III. The Fully Integrated Model
The third category of meal delivery startups, which includes Sprig, Maple and SpoonRocket
have opted for a full integration of the process: they developed their own app through which
consumers can order a limited range of meals, reheated in their own fleet of cars as order and
delivered as fast as possible or within a time window stipulated by the customer (as they save
on the kitchen preparation time). They trade choice for convenience and a highly curated
experience.
These on demand businesses have hubs i.e kitchens that cater to the food orders of a
particular area. There is usually a different menu everyday. There are two ways in which
hubs are servicing right now:
Scheduled Delivery
The kitchen opens to receive orders for a particular duration, primarily for delivery
scheduled later in the day. People can start ordering after they get a message that the kitchen
is open. They can then specify a delivery window in which they’d like to receive the food. It
places its meals directly from its kitchen onto delivery trucks that get them to customers.
However, it needs to plan very carefully for demand in order to avoid the waste that occurs if
a meal is placed on a delivery truck but there isn’t enough demand, or more demand comes in
than what a delivery truck serving a specific area has available. By allowing its customers to
place pre-orders, it can predict demand accurately, manage supply accordingly, optimize
delivery schedules, and reduce waste. They even have an order-on-the-go option for dinner.
Allocation: The decision to allocate a particular order to a driver can happen in two ways:

1. The order is automatically allocated to the nearest driver


2. The order is automatically allocated to the driver in whose zone the customer lies

Manual – some admin involvement

1. The order is routed through the admin to the driver closest to the customer
2. The order is routed through the admin to the driver who has the packed meals requested
for by the customer.
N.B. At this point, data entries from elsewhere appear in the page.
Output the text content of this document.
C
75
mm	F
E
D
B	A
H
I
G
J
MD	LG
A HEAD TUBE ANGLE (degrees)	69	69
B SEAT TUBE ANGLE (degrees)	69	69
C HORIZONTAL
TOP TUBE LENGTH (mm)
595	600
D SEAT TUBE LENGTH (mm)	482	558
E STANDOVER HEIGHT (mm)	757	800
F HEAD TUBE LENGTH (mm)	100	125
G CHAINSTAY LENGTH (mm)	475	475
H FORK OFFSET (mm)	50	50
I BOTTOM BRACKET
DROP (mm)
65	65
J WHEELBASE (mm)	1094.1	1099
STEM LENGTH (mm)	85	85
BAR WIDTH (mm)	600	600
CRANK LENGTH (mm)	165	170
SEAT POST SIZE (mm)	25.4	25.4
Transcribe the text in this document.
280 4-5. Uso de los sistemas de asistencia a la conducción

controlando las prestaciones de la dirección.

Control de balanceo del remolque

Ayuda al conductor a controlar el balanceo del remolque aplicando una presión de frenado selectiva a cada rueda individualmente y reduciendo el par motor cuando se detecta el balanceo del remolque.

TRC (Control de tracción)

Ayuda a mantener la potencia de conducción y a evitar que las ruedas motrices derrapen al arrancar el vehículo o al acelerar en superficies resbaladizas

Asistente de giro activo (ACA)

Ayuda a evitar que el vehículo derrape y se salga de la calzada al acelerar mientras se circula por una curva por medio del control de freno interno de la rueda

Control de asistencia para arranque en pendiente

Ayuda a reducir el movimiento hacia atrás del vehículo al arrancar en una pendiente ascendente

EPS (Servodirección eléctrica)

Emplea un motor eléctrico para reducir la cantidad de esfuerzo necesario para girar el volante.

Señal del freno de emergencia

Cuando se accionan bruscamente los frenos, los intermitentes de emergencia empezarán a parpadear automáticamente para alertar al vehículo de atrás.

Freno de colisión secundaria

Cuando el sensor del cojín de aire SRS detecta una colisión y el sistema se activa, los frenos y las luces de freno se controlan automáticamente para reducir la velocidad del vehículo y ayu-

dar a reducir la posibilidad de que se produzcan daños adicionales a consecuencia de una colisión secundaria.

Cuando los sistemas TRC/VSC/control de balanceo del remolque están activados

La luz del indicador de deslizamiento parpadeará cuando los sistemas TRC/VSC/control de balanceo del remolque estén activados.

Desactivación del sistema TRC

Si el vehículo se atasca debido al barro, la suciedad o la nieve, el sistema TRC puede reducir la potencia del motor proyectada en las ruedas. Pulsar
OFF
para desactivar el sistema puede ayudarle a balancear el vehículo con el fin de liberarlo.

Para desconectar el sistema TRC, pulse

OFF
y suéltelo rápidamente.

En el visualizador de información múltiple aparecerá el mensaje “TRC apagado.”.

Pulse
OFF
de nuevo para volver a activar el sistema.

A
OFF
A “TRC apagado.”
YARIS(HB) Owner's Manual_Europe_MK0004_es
This happens in case a driver rejects a request due to non availability
of a meal.

Delivery: Delivery is through drivers employed by the company. Each driver is given a set
number of packed meals and order requests are routed to each driver automatically/manually
by the admin. Based on the following factors, a driver chooses where to deliver first :

1. First Come, First Serve : Preference will go to the customers who ordered first.

2. Location Based : Customer nearest to the driver will be serviced first.